Some of the vehicle-related benefits will be undermined if vehicle use increases. The Government's Action for Air and Action for Transport 2010 strategies include a range of measures to reduce vehicle use.
The EPA smoky vehicle enforcement program is an effective way of reducing the number of smoky vehicles on the road and thus associated PAH emissions. The EPA receives over 700 reports from the public each month on smoky vehicles. Since early 2002 it has been possible to report smoky vehicles via the EPA website.
PAHs are usually generated as a by-product of the incomplete combustion of organic material. The EPA regulates PAHs by controlling the effectiveness of combustion processes, as indicated by the carbon monoxide or particle emissions they produce. By controlling these pollutants, the PAHs produced are also controlled. Where an industrial process is particularly associated with PAH emissions, a specific monitoring program may be required to confirm that emission levels are acceptable.

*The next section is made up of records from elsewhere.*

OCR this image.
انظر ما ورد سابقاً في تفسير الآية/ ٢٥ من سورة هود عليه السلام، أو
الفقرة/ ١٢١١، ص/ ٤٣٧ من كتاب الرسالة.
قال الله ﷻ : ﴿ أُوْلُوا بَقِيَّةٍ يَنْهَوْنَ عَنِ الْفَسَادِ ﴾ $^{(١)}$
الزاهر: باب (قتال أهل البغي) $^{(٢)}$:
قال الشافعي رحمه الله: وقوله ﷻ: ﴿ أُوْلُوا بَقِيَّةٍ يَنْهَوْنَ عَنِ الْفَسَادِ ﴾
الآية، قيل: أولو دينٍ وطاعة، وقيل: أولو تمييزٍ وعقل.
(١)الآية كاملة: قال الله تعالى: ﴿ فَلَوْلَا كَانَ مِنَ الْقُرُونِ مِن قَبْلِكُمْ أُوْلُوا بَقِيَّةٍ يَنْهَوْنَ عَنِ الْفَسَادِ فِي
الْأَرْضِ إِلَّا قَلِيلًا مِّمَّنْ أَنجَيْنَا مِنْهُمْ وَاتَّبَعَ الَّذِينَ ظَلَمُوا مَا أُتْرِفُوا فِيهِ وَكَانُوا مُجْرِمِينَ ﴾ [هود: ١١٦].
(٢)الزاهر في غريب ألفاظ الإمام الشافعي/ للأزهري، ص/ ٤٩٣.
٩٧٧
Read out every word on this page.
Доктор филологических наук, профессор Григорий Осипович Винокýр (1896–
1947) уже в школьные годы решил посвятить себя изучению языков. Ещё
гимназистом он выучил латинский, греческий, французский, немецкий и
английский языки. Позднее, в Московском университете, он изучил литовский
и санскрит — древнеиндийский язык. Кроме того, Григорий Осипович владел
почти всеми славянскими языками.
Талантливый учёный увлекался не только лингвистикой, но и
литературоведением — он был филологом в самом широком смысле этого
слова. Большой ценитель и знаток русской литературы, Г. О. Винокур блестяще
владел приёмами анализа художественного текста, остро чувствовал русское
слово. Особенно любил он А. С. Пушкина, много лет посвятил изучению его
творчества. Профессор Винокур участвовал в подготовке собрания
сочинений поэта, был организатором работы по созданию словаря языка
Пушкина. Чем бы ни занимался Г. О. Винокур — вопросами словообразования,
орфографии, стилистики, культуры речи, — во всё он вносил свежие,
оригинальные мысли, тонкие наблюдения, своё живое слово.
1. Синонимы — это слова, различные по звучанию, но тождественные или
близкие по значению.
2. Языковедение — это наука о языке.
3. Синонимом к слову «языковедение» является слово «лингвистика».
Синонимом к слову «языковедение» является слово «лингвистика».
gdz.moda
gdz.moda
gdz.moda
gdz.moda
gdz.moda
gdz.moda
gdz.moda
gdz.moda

Similarly, pollution reduction programs to capture and control emissions of particles and organic compounds will also reduce PAHs. The reduction programs described in Section 3.6 (`Industrial and commercial sources') have resulted in significant reductions in PAH emissions, as borne out by ambient monitoring by BHP of four sites at Port Kembla since 1989.
Flexible controls on open burning
The revised Clean Air (Control of Burning) Regulation was gazetted in September 2000 to control burning in the open and incinerators. The key features of the Regulation are:
- a focus on controlling what is burnt-councils can choose to regulate all burning or allow burning of vegetation or waste in parts of their areas
- bans on home-unit incinerators from 1 September 2001
- increased penalties for burning offences
- bushfire hazard reduction burning is exempt from this Regulation.
The EPA may also issue `no burn' notices under section 133 of the Protection of the Environment Operations Act 1997 to prohibit or control burning. Section 133 notices are generally issued when forecast weather conditions are likely to result in high pollution levels. The EPA liaises with the Rural Fire Service before issuing any notices and provides exemptions to allow strategically important hazard reduction burns to proceed during these no burn periods.